Julie Shapiro, Crop up September, 2013. Oil on canvas, 42” x 40”
Buhman explains that each of the artists in Girl Band stands on the shoulders of non-objective painter Agnes Martin who from 1960 onward developed a signature style rooted in lines and grids. Many contemporary abstract artists continue to explore the simple structures and rhythms that vertical or horizontal lines create; they believe in the expressive range that can be achieved. Although Badt, Keller, Shapiro and Uchiyama vary significantly in their stylistic approaches, they have much in common. Above all, they share a concentrated devotion to a repeating line as a predominant compositional feature and they all take color personally.

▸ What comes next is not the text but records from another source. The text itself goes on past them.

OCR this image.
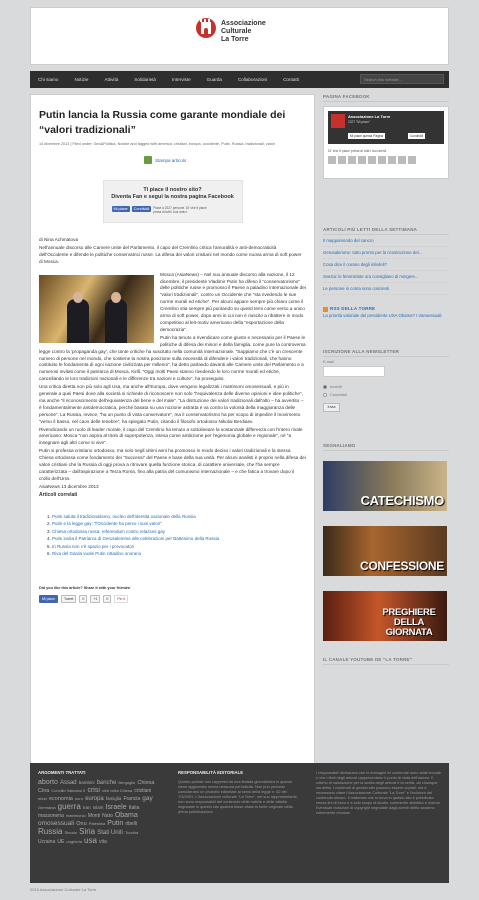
Associazione
Culturale
La Torre
Chi siamo	Notizie	Attività	Solidarietà	Interviste	Guarda	Collaborazioni	Contatti	Search this website…
Putin lancia la Russia come garante mondiale dei “valori tradizionali”
14 dicembre 2013 | Filed under: Geo&Politica, Notizie and tagged with america, cristiani, europa, occidente, Putin, Russia, tradizionali, valori
Stampa articolo
Ti piace il nostro sito?
Diventa Fan e segui la nostra pagina Facebook
Mi piace	Condividi	Piace a 2327 persone. Di' che ti piace prima di tutti i tuoi amici.

di Nina Achmatova

Nell'annuale discorso alle Camere unite del Parlamento, il capo del Cremlino critica l'amoralità e anti-democraticità dell'Occidente e difende le politiche conservatrici russe. La difesa dei valori cristiani nel mondo come nuova arma di soft power di Mosca.

Mosca (AsiaNews) – Nel suo annuale discorso alla nazione, il 12 dicembre, il presidente Vladimir Putin ha difeso il “conservatorismo” delle politiche russe e promosso il Paese a paladino internazionale dei “valori tradizionali”, contro un Occidente che “sta rivedendo le sue norme morali ed etiche”. Per alcuni appare sempre più chiaro come il Cremlino stia sempre più puntando su questi temi come verso a unico arma di soft power, dopo anni in cui non è riuscito a ribattere in modo competitivo al leit-motiv americano della “esportazione della democrazia”.

Putin ha tenuto a rivendicare come giusto e necessario per il Paese le politiche di difesa dei minori e della famiglia, come pure la controversa legge contro la 'propaganda gay', che tante critiche ha suscitato nella comunità internazionale. “Sappiamo che c'è un crescente numero di persone nel mondo, che sostiene la nostra posizione sulla necessità di difendere i valori tradizionali, che hanno costituito le fondamenta di ogni nazione civilizzata per millenni”, ha detto parlando davanti alle Camere unite del Parlamento e a numerosi invitati come il patriarca di Mosca, Kirill. “Oggi molti Paesi stanno rivedendo le loro norme morali ed etiche, cancellando le loro tradizioni nazionali e le differenze tra nazioni e culture”, ha proseguito.

Una critica diretta non più solo agli Usa, ma anche all'Europa, dove vengono legalizzati i matrimoni omosessuali, e più in generale a quei Paesi dove alla società si richiede di riconoscere non solo “l'equivalenza delle diverse opinioni e idee politiche”, ma anche “il riconoscimento dell'equivalenza del bene e del male”. “La distruzione dei valori tradizionali dall'alto – ha avvertito – è fondamentalmente antidemocratica, perché basata su una nozione astratta e va contro la volontà della maggioranza delle persone”. La Russia, invece, “ha un punto di vista conservatore”, ma il conservatorismo ha per scopo di impedire il movimento “verso il basso, nel caos delle tenebre”, ha spiegato Putin, citando il filosofo ortodosso Nikolai Berdiaev.

Rivendicando un ruolo di leader morale, il capo del Cremlino ha tenuto a sottolineare la sostanziale differenza con l'intero rivale americano: Mosca “non aspira al titolo di superpotenza, intesa come ambizione per l'egemonia globale e regionale”, né “a insegnare agli altri come si vive”.

Putin si professa cristiano ortodosso, ma solo negli ultimi anni ha promosso in modo deciso i valori tradizionali e la stessa Chiesa ortodossa come fondamento dei “Successi” del Paese e base della sua unità. Per alcuni analisti è proprio nella difesa dei valori cristiani che la Russia di oggi prova a ritrovare quella funzione storica, di carattere universale, che l'ha sempre caratterizzata – dall'aspirazione a Terza Roma, fino alla patria del comunismo internazionale – e che fatica a trovare dopo il crollo dell'Urss.

AsiaNews 13 dicembre 2013

Articoli correlati

1. Putin saluta il tradizionalismo, nucleo dell'identità nazionale della Russia
2. Putin e la legge gay: “l'Occidente ha perso i suoi valori”
3. Chiesa ortodossa russa: referendum contro relazioni gay
4. Putin invita il Patriarca di Gerusalemme alle celebrazioni per Battesimo della Russia
5. In Russia non c'è spazio per i provocatori
6. Riva del Garda vuole Putin cittadino onorario
Did you like this article? Share it with your friends!
Mi piace	Tweet	0	+1	0	Pin it
PAGINA FACEBOOK
Associazione La Torre
2327 "Mi piace"
Mi piace questa Pagina	Condividi
Di' che ti piace prima di tutti i tuoi amici
ARTICOLI PIÙ LETTI DELLA SETTIMANA
Il mappamondo del cancro
Gerusalemme: tutto pronto per la ricostruzione del...
Cosa dice il corano degli infedeli?
Svezia: le femministe ora consigliano di mingere...
Le persone in coma sono coscienti
RSS DELLA TORRE
La priorità valoriale del presidente USA Obama? I transessuali
ISCRIZIONE ALLA NEWSLETTER
E-mail
Iscriviti
Cancellati
Invia
SEGNALIAMO
CATECHISMO
CONFESSIONE
PREGHIERE DELLA GIORNATA
IL CANALE YOUTUBE DE "LA TORRE"
ARGOMENTI TRATTATI
aborto Assad bambini banche Bergoglio Chiesa Cina Concilio Vaticano II crisi crisi nella Chiesa cristiani ebrei economia euro europa famiglia Francia gay Germania guerra Iran Islam Israele Italia massoneria matrimonio Monti Nato Obama omosessuali Onu Palestina Putin ribelli Russia Sinodo Siria Stati Uniti Turchia Ucraina UE ungheria usa vita
RESPONSABILITÀ EDITORIALE
Questo portale non rappresenta una testata giornalistica in quanto viene aggiornato senza nessuna periodicità. Non può pertanto considerarsi un prodotto editoriale ai sensi della legge n. 62 del 7/3/2001. L'Associazione culturale "La Torre", nel suo rappresentante, non sono responsabili del contenuto delle notizie e delle attività segnalate in questo sito qualora fosse citata la fonte originale della prima pubblicazione.
I responsabili dichiarano che le immagini ivi contenute sono state trovate e che i titoli degli articoli rappresentano il punto di vista dell'autore. Il criterio di valutazione per la scelta degli articoli è la verità, da chiunque sia detta. I contenuti di questo sito possono essere copiati, ma è necessario citare l'Associazione Culturale "La Torre" e l'indirizzo del contenuto stesso. Il materiale che si trova in questo sito è pubblicato senza fini di lucro e a solo scopo di studio, commento didattico e ricerca. Eventuali violazioni di copyright segnalate dagli aventi diritto saranno celermente rimosse.
2015 Associazione Culturale La Torre
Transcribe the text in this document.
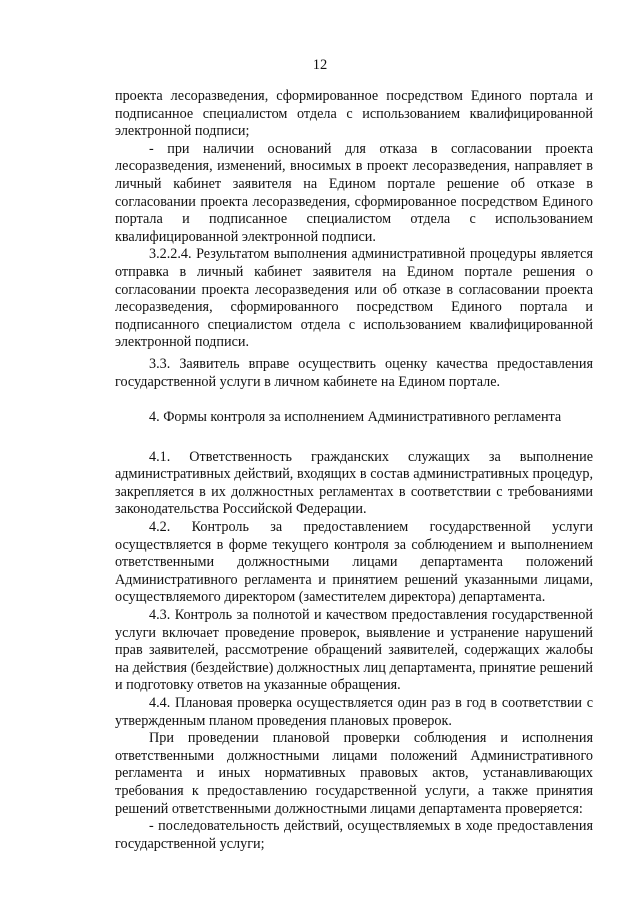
12

проекта лесоразведения, сформированное посредством Единого портала и подписанное специалистом отдела с использованием квалифицированной электронной подписи;

- при наличии оснований для отказа в согласовании проекта лесоразведения, изменений, вносимых в проект лесоразведения, направляет в личный кабинет заявителя на Едином портале решение об отказе в согласовании проекта лесоразведения, сформированное посредством Единого портала и подписанное специалистом отдела с использованием квалифицированной электронной подписи.

3.2.2.4. Результатом выполнения административной процедуры является отправка в личный кабинет заявителя на Едином портале решения о согласовании проекта лесоразведения или об отказе в согласовании проекта лесоразведения, сформированного посредством Единого портала и подписанного специалистом отдела с использованием квалифицированной электронной подписи.

3.3. Заявитель вправе осуществить оценку качества предоставления государственной услуги в личном кабинете на Едином портале.

4. Формы контроля за исполнением Административного регламента

4.1. Ответственность гражданских служащих за выполнение административных действий, входящих в состав административных процедур, закрепляется в их должностных регламентах в соответствии с требованиями законодательства Российской Федерации.

4.2. Контроль за предоставлением государственной услуги осуществляется в форме текущего контроля за соблюдением и выполнением ответственными должностными лицами департамента положений Административного регламента и принятием решений указанными лицами, осуществляемого директором (заместителем директора) департамента.

4.3. Контроль за полнотой и качеством предоставления государственной услуги включает проведение проверок, выявление и устранение нарушений прав заявителей, рассмотрение обращений заявителей, содержащих жалобы на действия (бездействие) должностных лиц департамента, принятие решений и подготовку ответов на указанные обращения.

4.4. Плановая проверка осуществляется один раз в год в соответствии с утвержденным планом проведения плановых проверок.

При проведении плановой проверки соблюдения и исполнения ответственными должностными лицами положений Административного регламента и иных нормативных правовых актов, устанавливающих требования к предоставлению государственной услуги, а также принятия решений ответственными должностными лицами департамента проверяется:

- последовательность действий, осуществляемых в ходе предоставления государственной услуги;
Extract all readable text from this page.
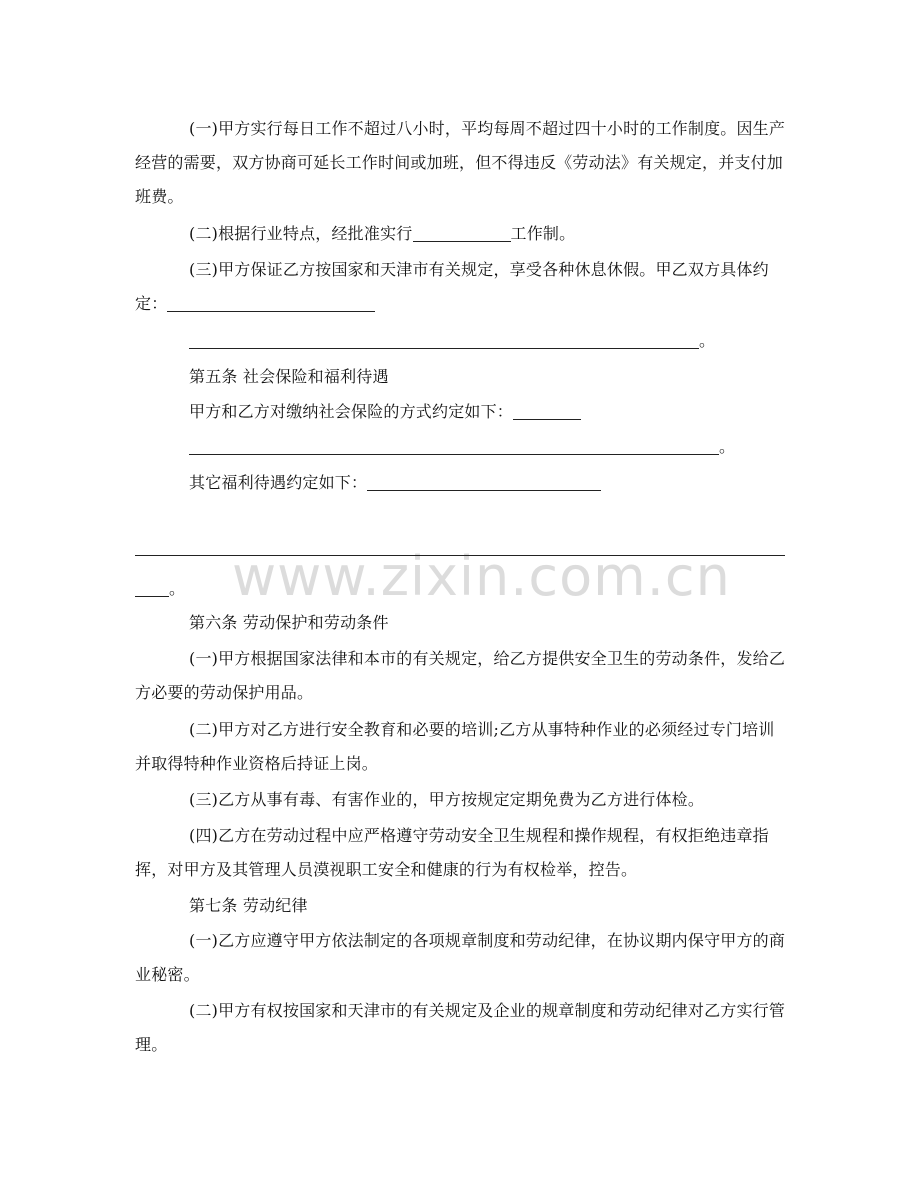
www.zixin.com.cn

(一)甲方实行每日工作不超过八小时，平均每周不超过四十小时的工作制度。因生产经营的需要，双方协商可延长工作时间或加班，但不得违反《劳动法》有关规定，并支付加班费。

(二)根据行业特点，经批准实行	工作制。

(三)甲方保证乙方按国家和天津市有关规定，享受各种休息休假。甲乙双方具体约定：

。

第五条 社会保险和福利待遇

甲方和乙方对缴纳社会保险的方式约定如下：

。

其它福利待遇约定如下：

。

第六条 劳动保护和劳动条件

(一)甲方根据国家法律和本市的有关规定，给乙方提供安全卫生的劳动条件，发给乙方必要的劳动保护用品。

(二)甲方对乙方进行安全教育和必要的培训;乙方从事特种作业的必须经过专门培训并取得特种作业资格后持证上岗。

(三)乙方从事有毒、有害作业的，甲方按规定定期免费为乙方进行体检。

(四)乙方在劳动过程中应严格遵守劳动安全卫生规程和操作规程，有权拒绝违章指挥，对甲方及其管理人员漠视职工安全和健康的行为有权检举，控告。

第七条 劳动纪律

(一)乙方应遵守甲方依法制定的各项规章制度和劳动纪律，在协议期内保守甲方的商业秘密。

(二)甲方有权按国家和天津市的有关规定及企业的规章制度和劳动纪律对乙方实行管理。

Badt has worked in abstraction since the early 1970s and her paintings grow from specific personal experiences. “I work with a woven matrix of string that demands that I am always on the surface of the painting,” she states. Her gesture is restricted and her lines of color accumulate into layers. Keller avoids nature-based color and prefers acrylic paint that offers colors made for automotive and military purposes. She has worked in abstraction since the 1960s and draws inspiration from chance and repetition. Conversely, Shapiro’s palette is sparked by natural objects and her work is largely inspired by the landscape that surrounds her. She has worked for decades in painting, drawing, and printmaking and now finds collage has begun to play a role for her in both concept and method. Uchiyama’s color concepts are also derived from nature, particularly referencing the psychology and mystery of light. Her paintings are horizontal banners of rich color. During her 25-year career she has settled on a format that is derived from the layering of earth and sky.